Value fashion group Primark delivered an “outstanding” first-quarter sales performance, generating a 25% surge in turnover in the 16 weeks to January 5.
Sales at the retailer, which is owned by Associated British Foods (ABF), were above expectations, driven by “very strong” like-for-like growth, new store sales and “superior” sales densities in the larger new stores.
Like-for-like growth was particularly strong because of weak comparatives last year when the autumn weather was unseasonably warm, as well as “good” trading over the Christmas period.
ABF said: “Operating profit margin was higher than in the same period last year, reflecting not only the benefit, as expected, of lower cotton prices since last half-year, but also better trading.”

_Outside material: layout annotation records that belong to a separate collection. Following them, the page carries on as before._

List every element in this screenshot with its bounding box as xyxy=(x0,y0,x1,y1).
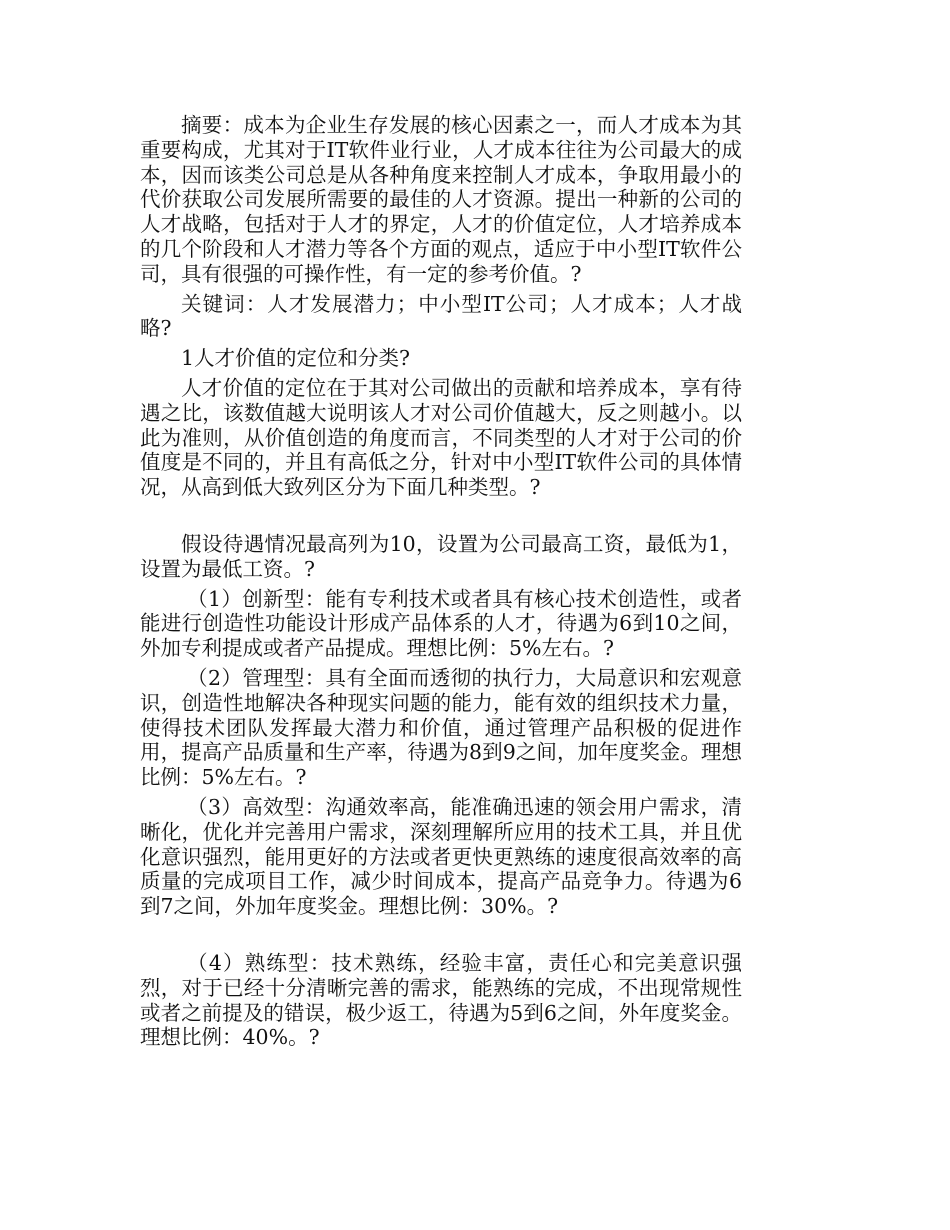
talent-type-efficient: （3）高效型：沟通效率高，能准确迅速的领会用户需求，清晰化，优化并完善用户需求，深刻理解所应用的技术工具，并且优化意识强烈，能用更好的方法或者更快更熟练的速度很高效率的高质量的完成项目工作，减少时间成本，提高产品竞争力。待遇为6到7之间，外加年度奖金。理想比例：30%。? xyxy=(140,794,742,919)
talent-type-skilled: （4）熟练型：技术熟练，经验丰富，责任心和完美意识强烈，对于已经十分清晰完善的需求，能熟练的完成，不出现常规性或者之前提及的错误，极少返工，待遇为5到6之间，外年度奖金。理想比例：40%。? xyxy=(140,950,742,1050)
talent-type-management: （2）管理型：具有全面而透彻的执行力，大局意识和宏观意识，创造性地解决各种现实问题的能力，能有效的组织技术力量，使得技术团队发挥最大潜力和价值，通过管理产品积极的促进作用，提高产品质量和生产率，待遇为8到9之间，加年度奖金。理想比例：5%左右。? xyxy=(140,665,742,790)
keywords-paragraph: 关键词：人才发展潜力；中小型IT公司；人才成本；人才战略? xyxy=(140,291,742,341)
assumption-paragraph: 假设待遇情况最高列为10，设置为公司最高工资，最低为1，设置为最低工资。? xyxy=(140,531,742,581)
section-heading: 1人才价值的定位和分类? xyxy=(181,346,411,371)
section-intro-paragraph: 人才价值的定位在于其对公司做出的贡献和培养成本，享有待遇之比，该数值越大说明该人才对公司价值越大，反之则越小。以此为准则，从价值创造的角度而言，不同类型的人才对于公司的价值度是不同的，并且有高低之分，针对中小型IT软件公司的具体情况，从高到低大致列区分为下面几种类型。? xyxy=(140,375,742,500)
talent-type-innovative: （1）创新型：能有专利技术或者具有核心技术创造性，或者能进行创造性功能设计形成产品体系的人才，待遇为6到10之间，外加专利提成或者产品提成。理想比例：5%左右。? xyxy=(140,586,742,661)
document-page xyxy=(140,113,742,1055)
abstract-paragraph: 摘要：成本为企业生存发展的核心因素之一，而人才成本为其重要构成，尤其对于IT软件业行业，人才成本往往为公司最大的成本，因而该类公司总是从各种角度来控制人才成本，争取用最小的代价获取公司发展所需要的最佳的人才资源。提出一种新的公司的人才战略，包括对于人才的界定，人才的价值定位，人才培养成本的几个阶段和人才潜力等各个方面的观点，适应于中小型IT软件公司，具有很强的可操作性，有一定的参考价值。? xyxy=(140,113,742,286)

ABF added that Primark’s outperformance had more than offset a drop in trading at its AB Sugar division and it expected to make “further progress in adjusted operating profit for the full year, with the improvement heavily weighted towards the first half”.
Primark opened 14 new stores in the quarter, launching four in the UK, six in Spain, one in Germany and the Netherlands and its first two stores in Austria. That included Primark’s second Oxford Street store. It also refurbished and extended its store on Mary Street, Dublin and relocated its Sunderland store to a larger site.
The retailer increased selling space by 700,000 sq ft since the year end and by 1.1 million sq ft, or 14%, since the same time last year.
ABF said Primark would be slowing the rate of store openings for the remainder of this financial year, aiming to add a further 200,000 sq ft this year, but said it would pick up again in the next financial year.
Work on stores this year includes extensions to the Newcastle and Manchester sites, which will feature the new store design, while another store in Germany is planned for Frankfurt’s shopping district Zeil.